目標と計画を立てても、このような言葉を聞くと気が抜けて、決心が揺らぐ。否定的な感情を習慣的に表出する人は、隣の人のエネルギーまで消耗させ、無気力にさせる。泥棒が他人の物をこっそり持っていくように、気が抜ける言葉で相手のエネルギーを奪って雰囲気を沈ませる人たちは「エネルギー泥棒」だと言える。

いつも「いや」と言う人、良くないうわさを流す人、不平が絶えない人はできるだけ遠ざければ良いが、そうできないなら自分自身を守るために自ら努力しなければならない。まずは他人の言葉と態度に自分の感情が振り回されないように独立的な思考能力を育てなければならない。むやみに気分を合わせようと努力したり、対話に同調するより、善悪を分別して果敢に対話の否定的な流れを断ち切る姿勢が必要だ。

もう一つの方法は、私を元気づける「エネルギー伝達者」と肯定的な感情を交流することだ。

聖書にはエネルギー伝達者の影響力をよく示す人物が登場する。代表的な例が使徒パウロだ。彼が使役している間、ユダヤ人の迫害と妨害は絶えなかった。パウロは多くの都市で福音を伝え、追い出されることもあり、死の峠も何度も越えた。それでも落胆したり挫折したりせず、不平を言うこともなかった。獄に閉じ込められても教会と聖徒を心配する書信を送り、初代教会に力を与えた。「わたしを強めてくださる方のお陰で、わたしにはすべてが可能です」(フィリ4:13)、「それゆえ、わたしは弱さ、侮辱、窮乏、迫害、そして行き詰まりの状態にあっても、キリストのために満足しています。なぜなら、わたしは弱いときにこそ強いからです」(二コリ12:10)など、彼が苦難の中で残した一節は今日も私たちに感動を与える。パウロは外部の環境を気にせず福音を伝え、彼が行く先々で教会が建てられた。

使徒パウロが私たちの模範となるような聖霊のエネルギーを発散して伝えることができた理由は、その道の最後についに義の栄冠を受けるという希望と確信があったためだ(二テモ4:6-8)。私たちも神様の内で栄光なる未来と天国の祝福を約束された。神様の約束を確信し、毎日、その恵みを胸の中で再確認すれば、心に感謝が湧き出て、自然に周囲の人にも肯定的な影響を与えることになるだろう。

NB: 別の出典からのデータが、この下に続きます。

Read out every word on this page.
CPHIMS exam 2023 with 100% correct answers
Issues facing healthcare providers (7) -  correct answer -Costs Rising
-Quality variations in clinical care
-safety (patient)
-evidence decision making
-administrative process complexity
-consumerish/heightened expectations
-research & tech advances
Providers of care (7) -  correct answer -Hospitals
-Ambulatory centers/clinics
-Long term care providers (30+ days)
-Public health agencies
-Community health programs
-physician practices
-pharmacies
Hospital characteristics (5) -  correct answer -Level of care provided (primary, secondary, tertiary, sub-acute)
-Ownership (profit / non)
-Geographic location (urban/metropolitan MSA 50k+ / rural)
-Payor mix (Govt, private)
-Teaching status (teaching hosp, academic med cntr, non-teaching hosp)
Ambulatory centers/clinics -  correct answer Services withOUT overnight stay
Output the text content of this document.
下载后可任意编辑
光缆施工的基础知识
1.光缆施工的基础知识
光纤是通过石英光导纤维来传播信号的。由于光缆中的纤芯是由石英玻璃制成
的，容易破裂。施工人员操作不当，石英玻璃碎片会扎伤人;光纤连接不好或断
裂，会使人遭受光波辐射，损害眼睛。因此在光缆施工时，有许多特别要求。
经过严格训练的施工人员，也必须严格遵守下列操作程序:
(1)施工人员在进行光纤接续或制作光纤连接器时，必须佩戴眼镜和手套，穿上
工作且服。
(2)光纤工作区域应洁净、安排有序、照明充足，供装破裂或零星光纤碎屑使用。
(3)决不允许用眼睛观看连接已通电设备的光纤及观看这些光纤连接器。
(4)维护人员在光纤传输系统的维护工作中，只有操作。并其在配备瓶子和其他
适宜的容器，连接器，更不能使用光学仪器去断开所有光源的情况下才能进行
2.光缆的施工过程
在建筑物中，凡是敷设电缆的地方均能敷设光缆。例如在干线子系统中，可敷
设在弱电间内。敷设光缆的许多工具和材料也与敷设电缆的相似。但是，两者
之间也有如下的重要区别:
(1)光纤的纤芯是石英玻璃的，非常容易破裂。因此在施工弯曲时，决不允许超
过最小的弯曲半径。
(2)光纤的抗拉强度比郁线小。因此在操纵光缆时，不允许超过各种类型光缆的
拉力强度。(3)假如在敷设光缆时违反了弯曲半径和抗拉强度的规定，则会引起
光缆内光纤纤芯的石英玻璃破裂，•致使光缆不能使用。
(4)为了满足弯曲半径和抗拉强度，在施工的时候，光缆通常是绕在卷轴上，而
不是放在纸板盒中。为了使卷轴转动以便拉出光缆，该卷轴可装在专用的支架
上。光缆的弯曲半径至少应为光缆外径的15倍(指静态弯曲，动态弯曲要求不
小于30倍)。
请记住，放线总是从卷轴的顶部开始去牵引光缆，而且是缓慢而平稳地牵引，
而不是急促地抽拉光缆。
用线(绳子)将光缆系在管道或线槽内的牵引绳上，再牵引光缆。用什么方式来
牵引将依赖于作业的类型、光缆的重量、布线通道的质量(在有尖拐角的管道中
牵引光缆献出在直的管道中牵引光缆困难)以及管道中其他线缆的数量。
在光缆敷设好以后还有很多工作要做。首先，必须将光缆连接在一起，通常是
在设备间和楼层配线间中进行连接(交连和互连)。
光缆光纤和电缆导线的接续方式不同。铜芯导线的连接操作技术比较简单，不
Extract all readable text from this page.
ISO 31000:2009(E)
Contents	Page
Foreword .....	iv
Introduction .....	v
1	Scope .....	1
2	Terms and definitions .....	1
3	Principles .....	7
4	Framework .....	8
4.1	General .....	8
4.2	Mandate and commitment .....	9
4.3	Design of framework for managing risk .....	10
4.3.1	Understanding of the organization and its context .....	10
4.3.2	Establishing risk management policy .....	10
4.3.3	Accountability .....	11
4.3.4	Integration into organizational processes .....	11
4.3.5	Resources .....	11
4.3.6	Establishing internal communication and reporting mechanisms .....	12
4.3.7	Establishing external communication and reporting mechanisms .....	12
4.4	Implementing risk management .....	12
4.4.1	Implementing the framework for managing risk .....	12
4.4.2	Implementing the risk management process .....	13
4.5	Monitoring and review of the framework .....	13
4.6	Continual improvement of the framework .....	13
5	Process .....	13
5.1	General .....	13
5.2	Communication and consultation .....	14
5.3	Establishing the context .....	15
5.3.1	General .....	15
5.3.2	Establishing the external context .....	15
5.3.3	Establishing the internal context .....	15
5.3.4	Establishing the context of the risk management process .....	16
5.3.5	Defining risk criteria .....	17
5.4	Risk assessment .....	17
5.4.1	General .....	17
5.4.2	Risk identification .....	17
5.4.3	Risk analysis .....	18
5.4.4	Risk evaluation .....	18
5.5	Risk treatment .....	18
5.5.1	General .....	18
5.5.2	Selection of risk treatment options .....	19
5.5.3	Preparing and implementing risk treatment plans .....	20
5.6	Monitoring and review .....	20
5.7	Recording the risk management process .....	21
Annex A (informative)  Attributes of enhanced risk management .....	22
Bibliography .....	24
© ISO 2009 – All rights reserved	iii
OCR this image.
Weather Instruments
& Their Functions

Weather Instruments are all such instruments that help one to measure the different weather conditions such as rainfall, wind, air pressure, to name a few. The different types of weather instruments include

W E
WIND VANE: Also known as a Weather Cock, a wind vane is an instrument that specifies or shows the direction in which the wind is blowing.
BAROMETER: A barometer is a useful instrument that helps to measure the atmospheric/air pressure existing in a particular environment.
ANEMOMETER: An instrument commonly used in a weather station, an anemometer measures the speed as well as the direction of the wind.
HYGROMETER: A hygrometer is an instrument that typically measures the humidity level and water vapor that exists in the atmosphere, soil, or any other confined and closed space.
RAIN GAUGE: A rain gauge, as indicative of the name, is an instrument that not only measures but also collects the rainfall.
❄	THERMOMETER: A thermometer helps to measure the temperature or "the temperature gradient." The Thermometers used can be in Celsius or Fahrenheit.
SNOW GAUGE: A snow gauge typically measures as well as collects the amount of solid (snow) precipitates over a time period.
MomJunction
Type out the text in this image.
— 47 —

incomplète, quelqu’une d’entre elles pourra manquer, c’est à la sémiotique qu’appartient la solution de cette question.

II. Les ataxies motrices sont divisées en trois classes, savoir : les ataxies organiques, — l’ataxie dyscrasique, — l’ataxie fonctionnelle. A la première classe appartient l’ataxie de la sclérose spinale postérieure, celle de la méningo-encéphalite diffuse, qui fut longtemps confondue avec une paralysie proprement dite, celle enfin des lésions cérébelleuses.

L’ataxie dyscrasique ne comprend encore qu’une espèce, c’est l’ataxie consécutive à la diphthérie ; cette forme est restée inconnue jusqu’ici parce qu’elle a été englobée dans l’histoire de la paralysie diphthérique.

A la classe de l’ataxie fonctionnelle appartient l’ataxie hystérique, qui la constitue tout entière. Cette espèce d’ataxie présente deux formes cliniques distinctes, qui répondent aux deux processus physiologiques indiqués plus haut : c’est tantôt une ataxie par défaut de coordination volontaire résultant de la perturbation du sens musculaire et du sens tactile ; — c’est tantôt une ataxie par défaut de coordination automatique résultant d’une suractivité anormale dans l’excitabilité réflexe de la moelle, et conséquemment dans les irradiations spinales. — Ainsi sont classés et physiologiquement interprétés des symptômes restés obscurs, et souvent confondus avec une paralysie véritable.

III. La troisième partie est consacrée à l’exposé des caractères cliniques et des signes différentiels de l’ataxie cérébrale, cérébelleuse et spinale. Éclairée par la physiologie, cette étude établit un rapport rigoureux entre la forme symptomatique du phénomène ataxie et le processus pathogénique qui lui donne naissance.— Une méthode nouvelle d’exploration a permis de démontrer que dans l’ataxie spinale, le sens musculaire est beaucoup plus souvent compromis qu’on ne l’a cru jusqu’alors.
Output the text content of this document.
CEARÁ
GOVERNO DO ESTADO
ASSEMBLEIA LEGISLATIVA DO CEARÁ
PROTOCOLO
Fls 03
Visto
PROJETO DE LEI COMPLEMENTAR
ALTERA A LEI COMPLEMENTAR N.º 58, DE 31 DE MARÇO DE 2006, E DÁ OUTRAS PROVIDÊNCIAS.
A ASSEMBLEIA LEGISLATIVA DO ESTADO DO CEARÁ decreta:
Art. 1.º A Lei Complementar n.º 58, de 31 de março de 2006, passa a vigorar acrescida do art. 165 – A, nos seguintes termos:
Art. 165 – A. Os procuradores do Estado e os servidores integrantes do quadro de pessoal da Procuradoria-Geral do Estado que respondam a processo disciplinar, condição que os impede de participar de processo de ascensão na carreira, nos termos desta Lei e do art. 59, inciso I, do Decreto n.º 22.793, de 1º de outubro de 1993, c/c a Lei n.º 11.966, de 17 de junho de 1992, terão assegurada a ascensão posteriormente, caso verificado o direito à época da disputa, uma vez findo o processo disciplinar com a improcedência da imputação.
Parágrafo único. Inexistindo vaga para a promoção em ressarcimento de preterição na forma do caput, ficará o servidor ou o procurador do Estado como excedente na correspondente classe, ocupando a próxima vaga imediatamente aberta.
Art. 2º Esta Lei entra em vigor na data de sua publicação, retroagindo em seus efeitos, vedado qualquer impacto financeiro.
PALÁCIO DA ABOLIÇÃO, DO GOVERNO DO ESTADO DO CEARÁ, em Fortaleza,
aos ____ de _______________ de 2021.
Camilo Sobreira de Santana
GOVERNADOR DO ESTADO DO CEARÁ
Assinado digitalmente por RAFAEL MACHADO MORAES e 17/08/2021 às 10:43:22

将来に対する確信がある人は、当面の状況と環境に振り回され、否定的だったり懐疑的なことを言わず、厳しい状況が来ても簡単には諦めない。むしろ、心に芽生える幸せとエネルギーで目標に向かってさらに力強く前進し、周囲にも肯定的なエネルギーを伝達して、その気運を受けた人々もエネルギー伝達者に変貌させる。多くの人が共に発する肯定的な気運は、望んでいることを実現させる途方もないシナジー効果として作用することになる。結局、エネルギー泥棒から私を守る最も良い方法は、私が先にエネルギー伝達者になることだ。